In this prior art device, the COD levels can be increased without lowering the light density at the active layer by thinning the active layer or by lowering the light density inside the laser device by asymmetric reflection coating which lowers the reflectance of cavity facet at the light output side and increases the same at the opposite side thereof. Accordingly, the above-described problems can be solved.

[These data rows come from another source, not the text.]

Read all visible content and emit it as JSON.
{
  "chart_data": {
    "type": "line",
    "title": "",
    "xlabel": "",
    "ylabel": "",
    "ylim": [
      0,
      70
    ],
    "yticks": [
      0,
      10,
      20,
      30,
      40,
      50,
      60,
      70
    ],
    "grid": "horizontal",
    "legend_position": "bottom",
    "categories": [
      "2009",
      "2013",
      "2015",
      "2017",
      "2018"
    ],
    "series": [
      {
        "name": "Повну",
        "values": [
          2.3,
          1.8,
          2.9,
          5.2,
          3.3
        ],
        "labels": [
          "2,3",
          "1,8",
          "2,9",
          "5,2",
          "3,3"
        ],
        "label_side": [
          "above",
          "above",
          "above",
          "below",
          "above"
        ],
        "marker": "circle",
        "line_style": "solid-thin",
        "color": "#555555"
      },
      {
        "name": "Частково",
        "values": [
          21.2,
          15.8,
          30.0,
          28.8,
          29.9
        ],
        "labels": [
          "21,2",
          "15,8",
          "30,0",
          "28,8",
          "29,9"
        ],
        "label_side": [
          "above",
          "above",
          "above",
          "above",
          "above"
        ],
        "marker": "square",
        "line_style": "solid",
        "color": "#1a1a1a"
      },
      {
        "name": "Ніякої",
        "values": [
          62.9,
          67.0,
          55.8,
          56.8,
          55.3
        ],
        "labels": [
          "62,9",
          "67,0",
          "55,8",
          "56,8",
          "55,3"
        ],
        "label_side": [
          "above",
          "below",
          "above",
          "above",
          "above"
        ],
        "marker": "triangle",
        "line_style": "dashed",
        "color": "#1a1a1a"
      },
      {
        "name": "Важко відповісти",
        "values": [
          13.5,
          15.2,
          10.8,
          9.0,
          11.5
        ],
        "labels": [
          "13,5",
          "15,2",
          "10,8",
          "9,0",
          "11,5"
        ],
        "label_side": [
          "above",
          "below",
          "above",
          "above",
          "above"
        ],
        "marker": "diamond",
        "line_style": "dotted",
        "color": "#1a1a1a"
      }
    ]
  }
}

The prior art laser device thus constructed has increased the COD level by disordering the superlattice active layer with an impurity diffusion In this prior art laser device, however, the light confinement in the transverse direction inside the active layer is not considered. As the light confinement in the transverse direction inside the active layer, the loss guide type shown in the prior art of FIG. 6 is thought of. However, in a case where the construction of FIG. 6 is combined with the construction of FIG. 7, the production process becomes quite difficult because an increased number of photolithography steps are required Further, in producing the electrodes, the mask which becomes a diffusion mask in the production process of the device of FIG. 7 must be removed. When the diffusion mask is removed, it is quite difficult to distinguish the diffusion region from the other region and to determine the positions to be cleaved.